Oracle connnector raw data tap has events that do not appear to get processed into Sentinel.

Oracle connnector raw data tap has events that do not appear to get processed into Sentinel.

There are 2 reasons why you might see events in the raw data tap that do not show up in the search or live views. Chain events and no new records in the audit log.

1. Chain events, meaning multiple events that make up 1 "major" event.  There is a chain sequence to these where in the end the collector "combines them" and we get 1 event so the parts of the chain make up that single event.  If you look at the chain sequence field in the raw data tap you will see that it increases for the "set" of events. this is also why particular collectors are called a "stateful" collector, meaning it has to get all the "pieces" of the events combined which makes the collector have states of events before you will see the final result.

2. There is no new data to process. So if the Collector immediately queries the database again, with the same offset. Because there's no new data, we'll get exactly the same record set back again - that single record. (we don't increment the offset as there's a chance that we'll get more records within the single-second timeslice of the original offset).
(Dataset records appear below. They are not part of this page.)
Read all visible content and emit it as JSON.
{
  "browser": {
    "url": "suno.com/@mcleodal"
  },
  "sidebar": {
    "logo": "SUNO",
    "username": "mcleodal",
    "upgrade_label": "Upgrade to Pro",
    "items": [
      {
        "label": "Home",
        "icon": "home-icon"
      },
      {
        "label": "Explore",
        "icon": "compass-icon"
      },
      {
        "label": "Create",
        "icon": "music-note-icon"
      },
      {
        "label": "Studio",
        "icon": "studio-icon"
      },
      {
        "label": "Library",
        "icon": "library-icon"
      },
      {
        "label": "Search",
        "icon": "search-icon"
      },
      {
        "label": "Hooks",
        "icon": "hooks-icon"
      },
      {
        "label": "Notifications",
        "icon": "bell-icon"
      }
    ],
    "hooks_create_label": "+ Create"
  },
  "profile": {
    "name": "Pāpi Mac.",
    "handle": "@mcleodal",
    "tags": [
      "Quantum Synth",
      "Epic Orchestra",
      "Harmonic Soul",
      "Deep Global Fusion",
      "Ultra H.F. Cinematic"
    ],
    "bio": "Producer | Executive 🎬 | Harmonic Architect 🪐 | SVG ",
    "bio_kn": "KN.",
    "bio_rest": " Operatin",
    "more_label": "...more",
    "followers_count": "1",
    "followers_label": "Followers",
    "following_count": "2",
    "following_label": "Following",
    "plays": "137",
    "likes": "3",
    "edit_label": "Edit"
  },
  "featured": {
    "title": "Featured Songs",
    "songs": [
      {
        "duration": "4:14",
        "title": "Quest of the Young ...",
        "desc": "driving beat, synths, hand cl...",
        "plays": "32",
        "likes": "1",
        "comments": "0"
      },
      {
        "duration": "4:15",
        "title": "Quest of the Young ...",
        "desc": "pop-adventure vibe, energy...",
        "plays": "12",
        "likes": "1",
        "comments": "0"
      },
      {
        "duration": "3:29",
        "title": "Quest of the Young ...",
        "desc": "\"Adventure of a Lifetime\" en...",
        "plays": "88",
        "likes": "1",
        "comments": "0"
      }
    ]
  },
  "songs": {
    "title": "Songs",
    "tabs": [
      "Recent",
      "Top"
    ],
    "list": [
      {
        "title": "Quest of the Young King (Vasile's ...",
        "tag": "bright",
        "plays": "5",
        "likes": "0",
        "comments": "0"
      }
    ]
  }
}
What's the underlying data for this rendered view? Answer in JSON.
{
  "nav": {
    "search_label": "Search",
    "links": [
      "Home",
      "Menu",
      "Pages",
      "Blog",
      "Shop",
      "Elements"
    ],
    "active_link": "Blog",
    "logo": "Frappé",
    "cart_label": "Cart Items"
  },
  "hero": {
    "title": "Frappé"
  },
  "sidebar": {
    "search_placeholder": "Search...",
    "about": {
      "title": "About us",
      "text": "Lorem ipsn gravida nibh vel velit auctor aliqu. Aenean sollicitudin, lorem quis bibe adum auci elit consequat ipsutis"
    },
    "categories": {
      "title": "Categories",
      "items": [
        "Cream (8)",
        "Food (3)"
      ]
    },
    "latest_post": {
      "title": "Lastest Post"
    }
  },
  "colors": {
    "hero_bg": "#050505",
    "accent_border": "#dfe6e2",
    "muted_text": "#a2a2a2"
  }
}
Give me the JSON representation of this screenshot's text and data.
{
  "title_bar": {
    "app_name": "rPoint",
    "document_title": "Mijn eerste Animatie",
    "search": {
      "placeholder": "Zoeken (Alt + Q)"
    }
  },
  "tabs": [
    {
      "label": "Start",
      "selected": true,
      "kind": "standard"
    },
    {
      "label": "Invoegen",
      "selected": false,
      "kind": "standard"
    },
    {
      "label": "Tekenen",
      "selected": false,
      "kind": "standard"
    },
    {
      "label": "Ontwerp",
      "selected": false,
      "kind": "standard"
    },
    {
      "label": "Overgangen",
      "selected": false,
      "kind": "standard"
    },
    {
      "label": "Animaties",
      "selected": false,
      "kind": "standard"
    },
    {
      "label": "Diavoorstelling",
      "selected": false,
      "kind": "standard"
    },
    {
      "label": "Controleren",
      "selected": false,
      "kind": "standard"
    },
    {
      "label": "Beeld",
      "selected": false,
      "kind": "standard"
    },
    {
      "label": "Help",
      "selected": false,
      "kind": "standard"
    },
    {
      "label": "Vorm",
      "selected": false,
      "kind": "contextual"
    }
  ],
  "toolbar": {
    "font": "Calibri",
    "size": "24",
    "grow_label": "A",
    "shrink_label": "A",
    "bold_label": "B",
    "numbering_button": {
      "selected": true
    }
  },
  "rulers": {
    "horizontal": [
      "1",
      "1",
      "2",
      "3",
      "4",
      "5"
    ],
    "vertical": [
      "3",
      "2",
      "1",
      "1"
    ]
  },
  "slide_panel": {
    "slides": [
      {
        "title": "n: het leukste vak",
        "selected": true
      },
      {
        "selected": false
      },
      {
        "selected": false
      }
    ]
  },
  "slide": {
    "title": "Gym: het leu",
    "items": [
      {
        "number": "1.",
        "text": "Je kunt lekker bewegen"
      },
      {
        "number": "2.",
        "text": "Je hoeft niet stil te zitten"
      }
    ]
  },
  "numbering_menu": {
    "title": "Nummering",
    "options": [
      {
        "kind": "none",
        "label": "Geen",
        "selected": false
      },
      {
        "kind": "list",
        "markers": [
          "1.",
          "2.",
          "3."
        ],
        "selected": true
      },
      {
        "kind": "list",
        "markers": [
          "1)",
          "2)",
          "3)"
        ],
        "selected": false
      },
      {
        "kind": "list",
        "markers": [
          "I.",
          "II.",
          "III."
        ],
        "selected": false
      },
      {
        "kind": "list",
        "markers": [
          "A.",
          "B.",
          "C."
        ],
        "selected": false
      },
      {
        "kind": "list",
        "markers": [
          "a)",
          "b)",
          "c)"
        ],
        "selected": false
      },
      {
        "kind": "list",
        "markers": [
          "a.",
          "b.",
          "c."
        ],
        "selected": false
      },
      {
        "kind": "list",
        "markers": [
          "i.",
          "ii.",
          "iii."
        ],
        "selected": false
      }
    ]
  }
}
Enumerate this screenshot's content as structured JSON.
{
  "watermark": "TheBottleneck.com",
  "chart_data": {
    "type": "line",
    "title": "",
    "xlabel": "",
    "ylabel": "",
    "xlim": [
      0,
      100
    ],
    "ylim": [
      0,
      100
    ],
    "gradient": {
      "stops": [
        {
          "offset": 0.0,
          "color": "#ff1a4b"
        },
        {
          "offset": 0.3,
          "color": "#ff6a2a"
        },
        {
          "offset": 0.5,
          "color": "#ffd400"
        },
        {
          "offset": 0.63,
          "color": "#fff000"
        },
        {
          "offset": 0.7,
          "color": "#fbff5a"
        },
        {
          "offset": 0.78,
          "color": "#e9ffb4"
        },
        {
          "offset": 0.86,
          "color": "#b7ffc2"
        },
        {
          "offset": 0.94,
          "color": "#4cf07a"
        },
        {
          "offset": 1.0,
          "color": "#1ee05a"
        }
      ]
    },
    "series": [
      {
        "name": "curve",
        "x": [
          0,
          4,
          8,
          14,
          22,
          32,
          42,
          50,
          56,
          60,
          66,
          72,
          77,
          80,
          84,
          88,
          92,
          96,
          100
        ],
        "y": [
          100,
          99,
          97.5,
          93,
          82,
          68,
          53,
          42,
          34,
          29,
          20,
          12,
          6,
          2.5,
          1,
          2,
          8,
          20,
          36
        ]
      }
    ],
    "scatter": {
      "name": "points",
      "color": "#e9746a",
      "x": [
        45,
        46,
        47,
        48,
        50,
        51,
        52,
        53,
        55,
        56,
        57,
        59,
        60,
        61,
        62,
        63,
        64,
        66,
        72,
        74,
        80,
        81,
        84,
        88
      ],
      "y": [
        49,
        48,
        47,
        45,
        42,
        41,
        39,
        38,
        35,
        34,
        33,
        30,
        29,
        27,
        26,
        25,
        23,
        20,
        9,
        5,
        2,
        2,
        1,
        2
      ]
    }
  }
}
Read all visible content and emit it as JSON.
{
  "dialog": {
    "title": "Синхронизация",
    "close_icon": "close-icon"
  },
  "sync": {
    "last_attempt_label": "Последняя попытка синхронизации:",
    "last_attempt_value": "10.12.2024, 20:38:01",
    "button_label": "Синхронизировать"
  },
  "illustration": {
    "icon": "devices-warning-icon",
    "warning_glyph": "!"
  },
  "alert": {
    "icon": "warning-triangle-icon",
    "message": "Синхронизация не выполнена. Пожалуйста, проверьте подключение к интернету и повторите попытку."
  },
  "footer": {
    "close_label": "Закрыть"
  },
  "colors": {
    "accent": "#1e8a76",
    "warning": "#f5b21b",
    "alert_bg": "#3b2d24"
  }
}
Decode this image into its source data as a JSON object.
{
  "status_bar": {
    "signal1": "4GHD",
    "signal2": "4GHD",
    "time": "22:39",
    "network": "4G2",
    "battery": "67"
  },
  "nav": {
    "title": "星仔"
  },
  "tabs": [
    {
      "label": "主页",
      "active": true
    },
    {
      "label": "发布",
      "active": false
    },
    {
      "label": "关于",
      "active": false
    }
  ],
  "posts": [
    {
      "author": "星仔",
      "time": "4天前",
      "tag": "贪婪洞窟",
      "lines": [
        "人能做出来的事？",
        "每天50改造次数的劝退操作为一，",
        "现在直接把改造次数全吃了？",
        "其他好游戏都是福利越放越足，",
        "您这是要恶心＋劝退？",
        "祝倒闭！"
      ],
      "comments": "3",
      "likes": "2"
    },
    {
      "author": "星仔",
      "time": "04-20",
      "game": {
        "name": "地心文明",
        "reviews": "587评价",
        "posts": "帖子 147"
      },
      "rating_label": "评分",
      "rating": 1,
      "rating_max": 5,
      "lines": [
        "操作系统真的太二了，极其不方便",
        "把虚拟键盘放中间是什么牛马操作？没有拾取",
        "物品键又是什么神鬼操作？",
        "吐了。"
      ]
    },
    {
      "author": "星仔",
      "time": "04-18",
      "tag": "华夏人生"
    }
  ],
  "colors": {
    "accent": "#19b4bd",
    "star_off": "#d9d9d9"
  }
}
The Collector keeps track of what records it has already seen within the "timeslice" defined by the OFFSET, so it will properly recognize that this TRUNCATE TABLE record has already been seen, and ignore it. Also since there are no NEW records in the dataset, it will then pause a bit before querying again.  So this is exactly the behavior expected if the audit trail contains exactly one record (the TRUNCATE TABLE record) and no new records are ever added.